Puisqu’il avait été noté par Sellier et coll. (2009) que la dimension des éprouvettes et des particules de granulats contenues dans les carottes utilisées pour les essais d’expansion résiduelle était trop grande pour permettre la diffusion des ions alcalis jusqu’au cœur des particules du gros granulat sur une durée d’un an, Gao (2010) a plutôt proposé de réduire la taille des particules du gros granulat pour les inclure dans un mortier et ainsi accélérer la vitesse de diffusion/réaction. Il devient donc techniquement possible de consommer toute la silice réactive par l’atteinte d’une asymptote d’expansion dans un délai de temps raisonnable.

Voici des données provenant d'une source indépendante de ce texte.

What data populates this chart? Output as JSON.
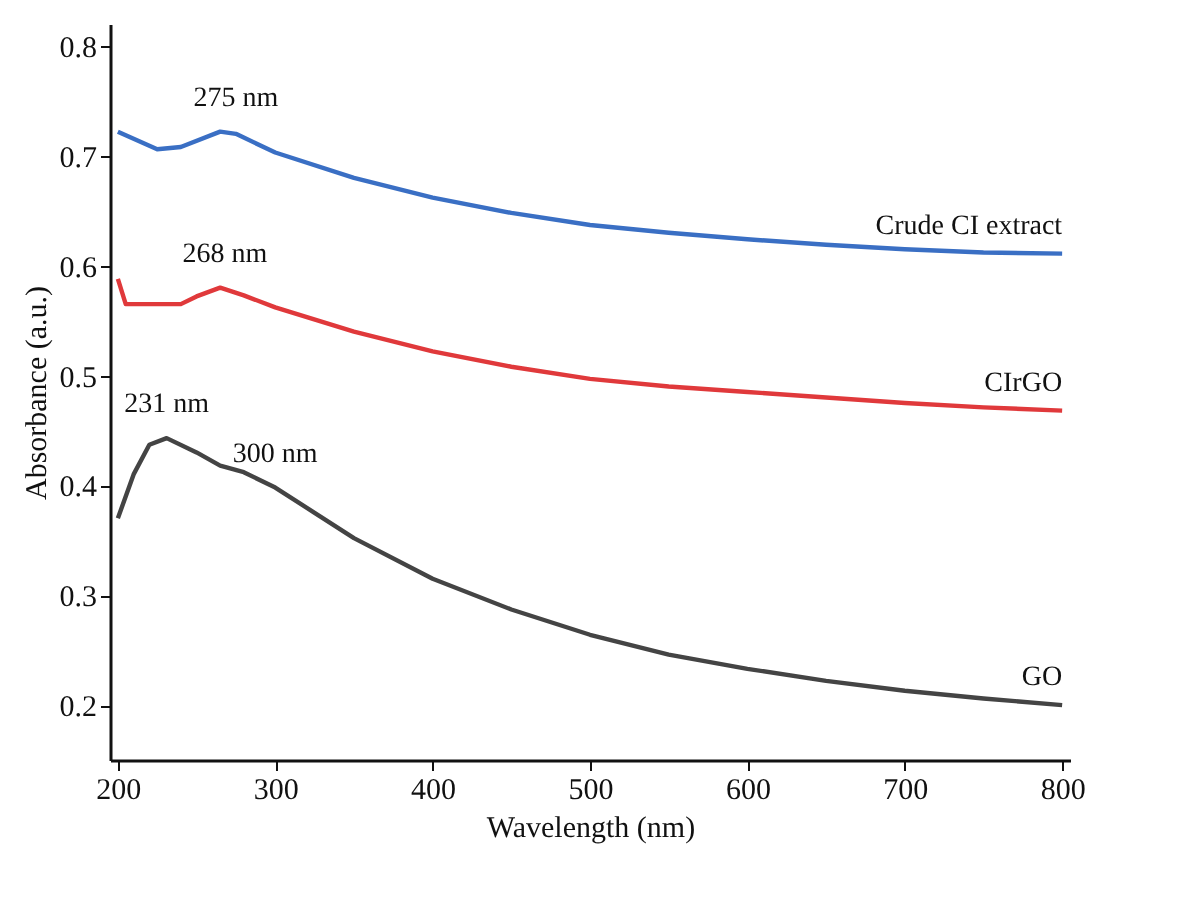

Afin de s’assurer que la silice réactive soit entièrement consommée, Gao (2010) propose d’immerger les éprouvettes de mortier dans une solution de NaOH 1N pour veiller à ce que les alcalis soient en excès (Gao et coll., 2012; Gao et coll., 2013a). De plus, après une période d’environ 250 jours, Gao (2010) a procédé à un changement de la solution de trempage pour valider que la silice réactive était bel et bien épuisée et que les alcalis ne limitaient pas la consommation de la silice réactive. À la suite de ce changement de solution, aucune expansion significative n’a été générée, suggérant que la concentration de la solution de trempage de NaOH 1N est suffisante pour épuiser la silice réactive des granulats à l’étude. De plus, trois différentes concentrations d’une solution de trempage de NaOH ont été testées par Gao et coll. (2013a), soit 0,77N, 1N et 1,25N. Il s’avère que la concentration de la solution a un effet négligeable sur l’expansion générée tant que les alcalis sont disponibles en abondance.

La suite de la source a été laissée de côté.